Giosia fu l'ultimo re di Giuda che cercò di impedire la sorte incombente sulla nazione. La sua fine fu tragica: fu ucciso in battaglia contro il re d'Egitto, Necao, che marciava attraverso Giuda per combattere contro l'Assiria, con cui Giosia aveva stretto un'alleanza. Questo re, secondo il Deuteronomista, rappresenta la figura regale che prolunga il modello di Davide. Morì nel tentativo di opporsi a Necao II che affermava il suo controllo sulla Palestina e sulla Siria.

Gli Ultimi Anni e la Caduta del Regno

Solo 22 anni intercorsero tra la morte di Giosia e l'inizio della cattività predetta. In questo breve periodo, regnarono tre dei suoi figli e un nipote. Tutti e quattro respinsero il consiglio di Dio dato tramite Geremia e persistettero nella malvagità che caratterizzava quasi tutto il popolo. Geremia fu la figura più in vista della nazione, non come consigliere dei re, ma come voce di Dio, parlando costantemente contro la malvagità di sovrani e sudditi. Tutto il suo libro, dal capitolo 21 alla fine, deve essere letto attentamente insieme ai regni di questi quattro re, anche se i capitoli non sono in ordine cronologico. Geremia, chiamato il "profeta piangente" per la sua grande tristezza, soffrì molta violenza dal suo popolo, che non credeva alle sue predizioni.

Il crollo definitivo degli Assiri sconvolse i nuovi equilibri, con l'esercito egiziano che fronteggiava Babilonia tra Siria e Mesopotamia.
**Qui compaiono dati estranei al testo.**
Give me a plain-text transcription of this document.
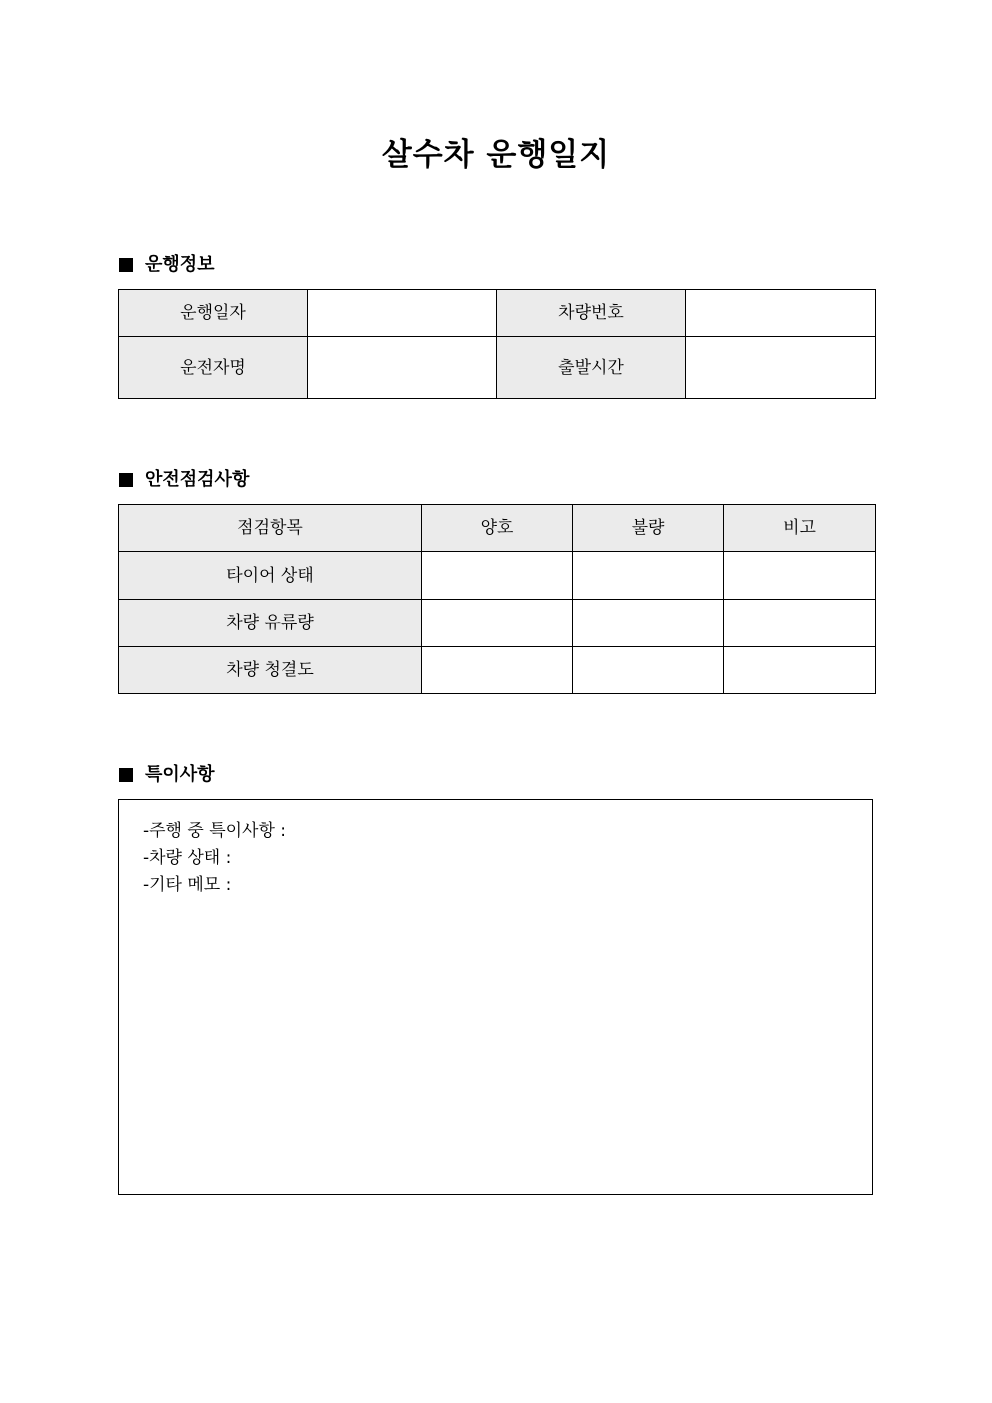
살수차 운행일지
운행정보
운행일자		차량번호	
운전자명		출발시간	
안전점검사항
점검항목	양호	불량	비고
타이어 상태			
차량 유류량			
차량 청결도			
특이사항
-주행 중 특이사항 :
-차량 상태 :
-기타 메모 :
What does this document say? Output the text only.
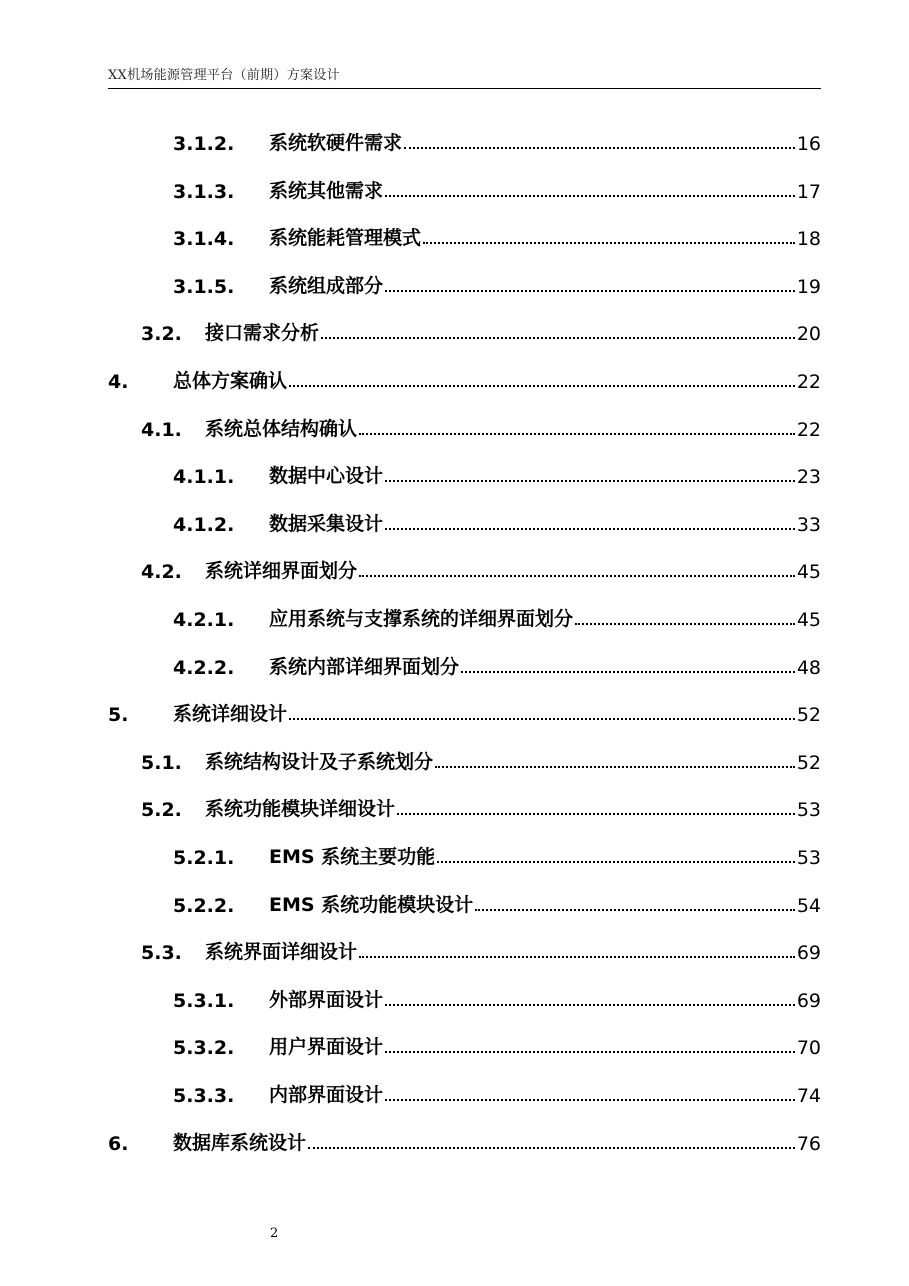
XX机场能源管理平台（前期）方案设计
3.1.2.	系统软硬件需求	16
3.1.3.	系统其他需求	17
3.1.4.	系统能耗管理模式	18
3.1.5.	系统组成部分	19
3.2.	接口需求分析	20
4.	总体方案确认	22
4.1.	系统总体结构确认	22
4.1.1.	数据中心设计	23
4.1.2.	数据采集设计	33
4.2.	系统详细界面划分	45
4.2.1.	应用系统与支撑系统的详细界面划分	45
4.2.2.	系统内部详细界面划分	48
5.	系统详细设计	52
5.1.	系统结构设计及子系统划分	52
5.2.	系统功能模块详细设计	53
5.2.1.	EMS 系统主要功能	53
5.2.2.	EMS 系统功能模块设计	54
5.3.	系统界面详细设计	69
5.3.1.	外部界面设计	69
5.3.2.	用户界面设计	70
5.3.3.	内部界面设计	74
6.	数据库系统设计	76
2
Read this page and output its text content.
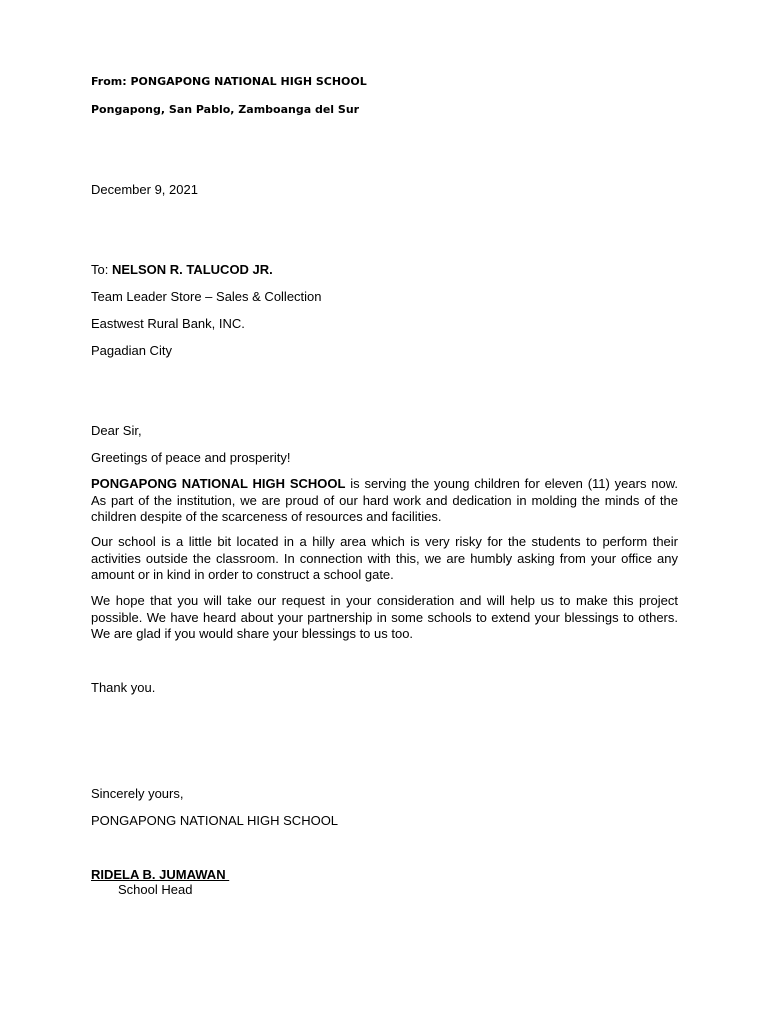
From: PONGAPONG NATIONAL HIGH SCHOOL
Pongapong, San Pablo, Zamboanga del Sur
December 9, 2021
To: NELSON R. TALUCOD JR.
Team Leader Store – Sales & Collection
Eastwest Rural Bank, INC.
Pagadian City
Dear Sir,
Greetings of peace and prosperity!

PONGAPONG NATIONAL HIGH SCHOOL is serving the young children for eleven (11) years now. As part of the institution, we are proud of our hard work and dedication in molding the minds of the children despite of the scarceness of resources and facilities.

Our school is a little bit located in a hilly area which is very risky for the students to perform their activities outside the classroom. In connection with this, we are humbly asking from your office any amount or in kind in order to construct a school gate.

We hope that you will take our request in your consideration and will help us to make this project possible. We have heard about your partnership in some schools to extend your blessings to others. We are glad if you would share your blessings to us too.

Thank you.
Sincerely yours,
PONGAPONG NATIONAL HIGH SCHOOL
RIDELA B. JUMAWAN
School Head
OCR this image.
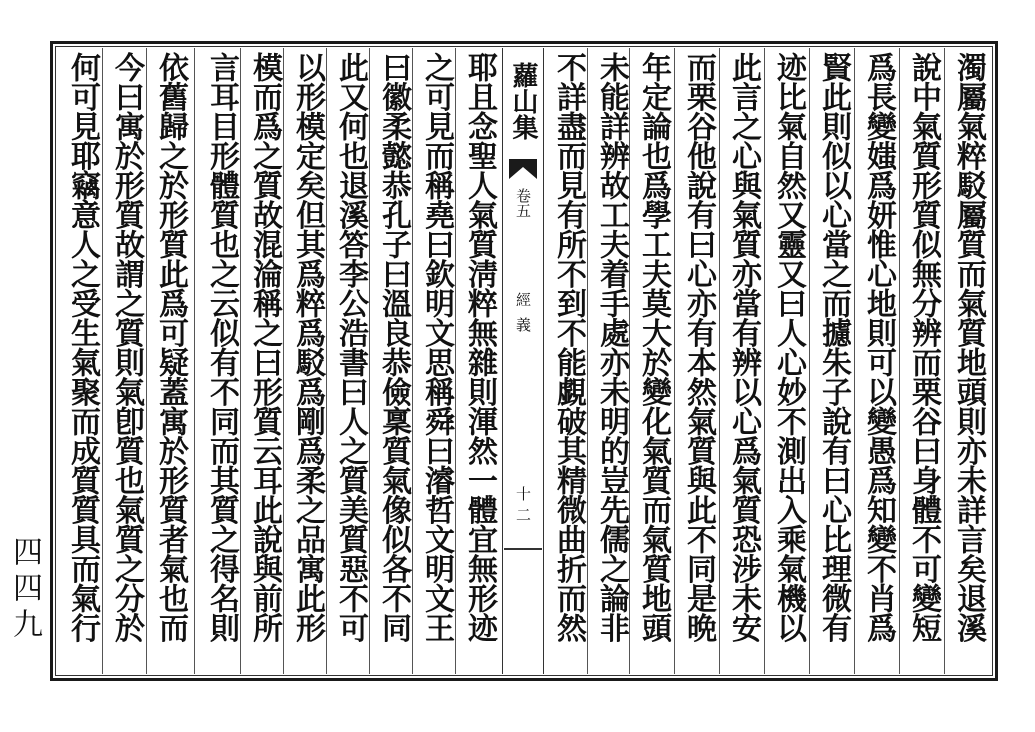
蘿山集
卷五
經義
十二	濁屬氣粹駁屬質而氣質地頭則亦未詳言矣退溪
說中氣質形質似無分辨而栗谷曰身體不可變短
爲長變媸爲妍惟心地則可以變愚爲知變不肖爲
賢此則似以心當之而攄朱子說有曰心比理微有
迹比氣自然又靈又曰人心妙不測出入乘氣機以
此言之心與氣質亦當有辨以心爲氣質恐涉未安
而栗谷他說有曰心亦有本然氣質與此不同是晩
年定論也爲學工夫莫大於變化氣質而氣質地頭
未能詳辨故工夫着手處亦未明的豈先儒之論非
不詳盡而見有所不到不能覷破其精微曲折而然
耶且念聖人氣質淸粹無雜則渾然一體宜無形迹
之可見而稱堯曰欽明文思稱舜曰濬哲文明文王
曰徽柔懿恭孔子曰溫良恭儉稟質氣像似各不同
此又何也退溪答李公浩書曰人之質美質惡不可
以形模定矣但其爲粹爲駁爲剛爲柔之品寓此形
模而爲之質故混淪稱之曰形質云耳此說與前所
言耳目形體質也之云似有不同而其質之得名則
依舊歸之於形質此爲可疑蓋寓於形質者氣也而
今曰寓於形質故謂之質則氣卽質也氣質之分於
何可見耶竊意人之受生氣聚而成質質具而氣行
四四九
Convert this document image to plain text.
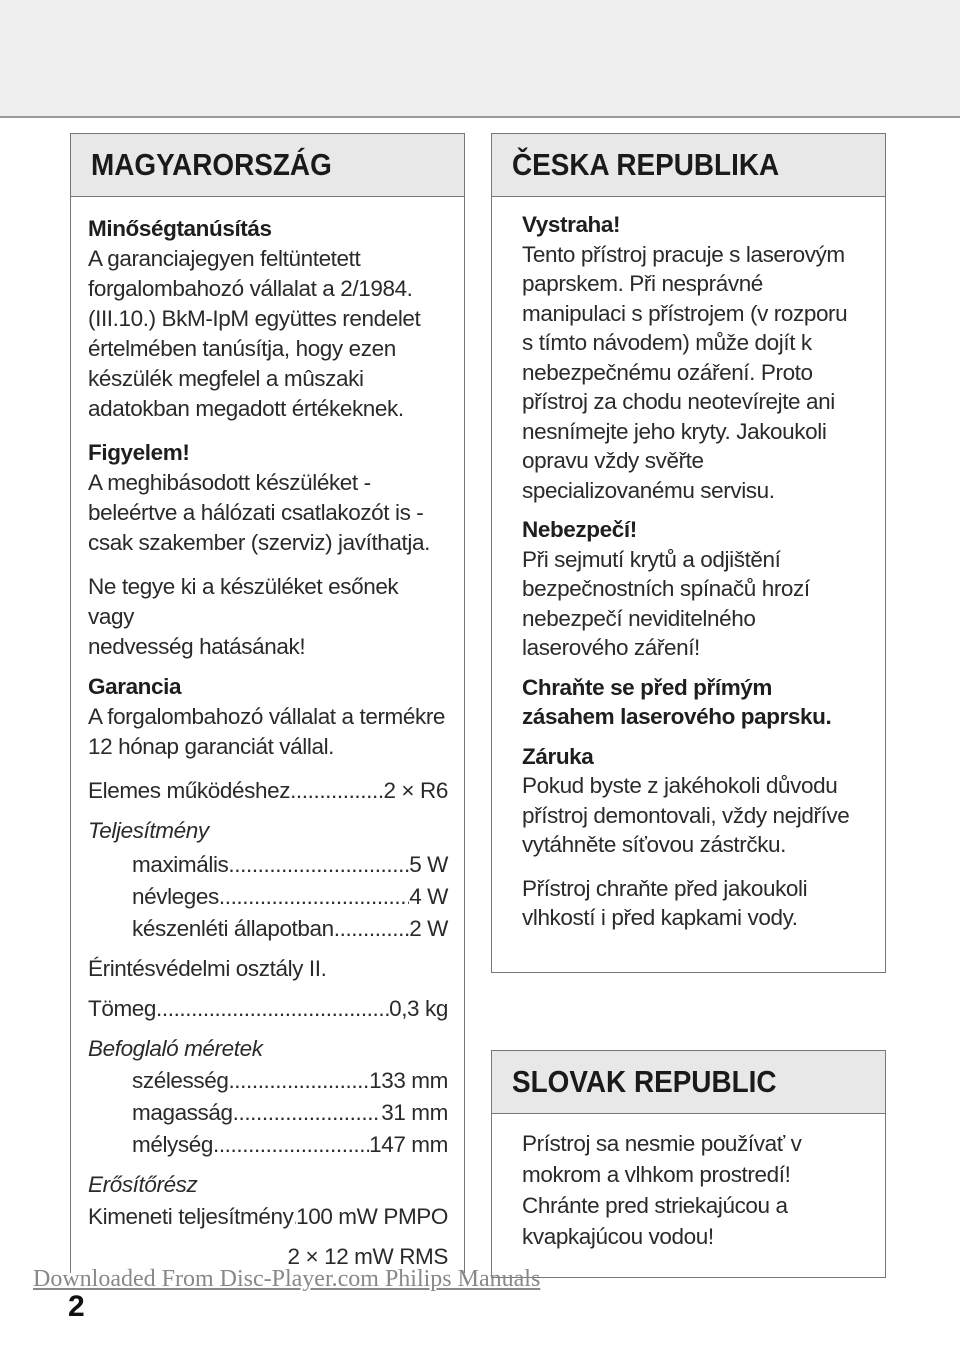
MAGYARORSZÁG

Minőségtanúsítás

A garanciajegyen feltüntetett

forgalombahozó vállalat a 2/1984.

(III.10.) BkM-IpM együttes rendelet

értelmében tanúsítja, hogy ezen

készülék megfelel a mûszaki

adatokban megadott értékeknek.

Figyelem!

A meghibásodott készüléket -

beleértve a hálózati csatlakozót is -

csak szakember (szerviz) javíthatja.

Ne tegye ki a készüléket esőnek vagy

nedvesség hatásának!

Garancia

A forgalombahozó vállalat a termékre

12 hónap garanciát vállal.

Elemes működéshez .....	2 × R6

Teljesítmény

maximális .....	5 W
névleges .....	4 W
készenléti állapotban .....	2 W

Érintésvédelmi osztály II.

Tömeg .....	0,3 kg

Befoglaló méretek

szélesség .....	133 mm
magasság .....	31 mm
mélység .....	147 mm

Erősítőrész

Kimeneti teljesítmény ..... 100 mW PMPO

2 × 12 mW RMS

ČESKA REPUBLIKA

Vystraha!

Tento přístroj pracuje s laserovým

paprskem. Při nesprávné

manipulaci s přístrojem (v rozporu

s tímto návodem) může dojít k

nebezpečnému ozáření. Proto

přístroj za chodu neotevírejte ani

nesnímejte jeho kryty. Jakoukoli

opravu vždy svěřte

specializovanému servisu.

Nebezpečí!

Při sejmutí krytů a odjištění

bezpečnostních spínačů hrozí

nebezpečí neviditelného

laserového záření!

Chraňte se před přímým

zásahem laserového paprsku.

Záruka

Pokud byste z jakéhokoli důvodu

přístroj demontovali, vždy nejdříve

vytáhněte síťovou zástrčku.

Přístroj chraňte před jakoukoli

vlhkostí i před kapkami vody.

SLOVAK REPUBLIC

Prístroj sa nesmie používať v

mokrom a vlhkom prostredí!

Chránte pred striekajúcou a

kvapkajúcou vodou!

Downloaded From Disc-Player.com Philips Manuals
2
La potenza neobabilonese emerse con Nabucodonosor. Nel 605 a.C., a Carchemis, Necao II fu sconfitto, aprendo la strada al dominio incontrastato di Babilonia sulla Siria-Palestina. A Gerusalemme furono imposti re vassalli babilonesi.

Nel settimo anno di Nabucodonosor (598/7 a.C.), il re di Akkad assediò Gerusalemme e la conquistò nel marzo del 597 a.C., prendendo prigioniero il re Ioiachin. Questa fonte mesopotamica conferma il testo biblico di 2 Re 24,10-17, che aggiunge dettagli sulla deportazione a Babilonia del re, di parte della classe dirigente e di migliaia di cittadini. Sedecia, figlio di Giosia, regnò per nove anni come vassallo babilonese, ma poi si ribellò, probabilmente su istigazione dell'Egitto. Nabucodonosor intervenne con decisione, attaccando le fortezze di Giuda e assediando Gerusalemme all'inizio del 587 a.C. Il re Sedecia tentò la fuga nelle steppe di Gerico, ma fu catturato con i figli e i funzionari. I figli furono uccisi, Sedecia fu accecato e trascinato in prigionia. La Giudea divenne una provincia dell'impero babilonese con un governatore, Godolia. Nel 562 a.C., il re Evil-Merodach concesse un'amnistia a Ioiachin, prigioniero della prima deportazione, notizia confermata dagli archivi babilonesi.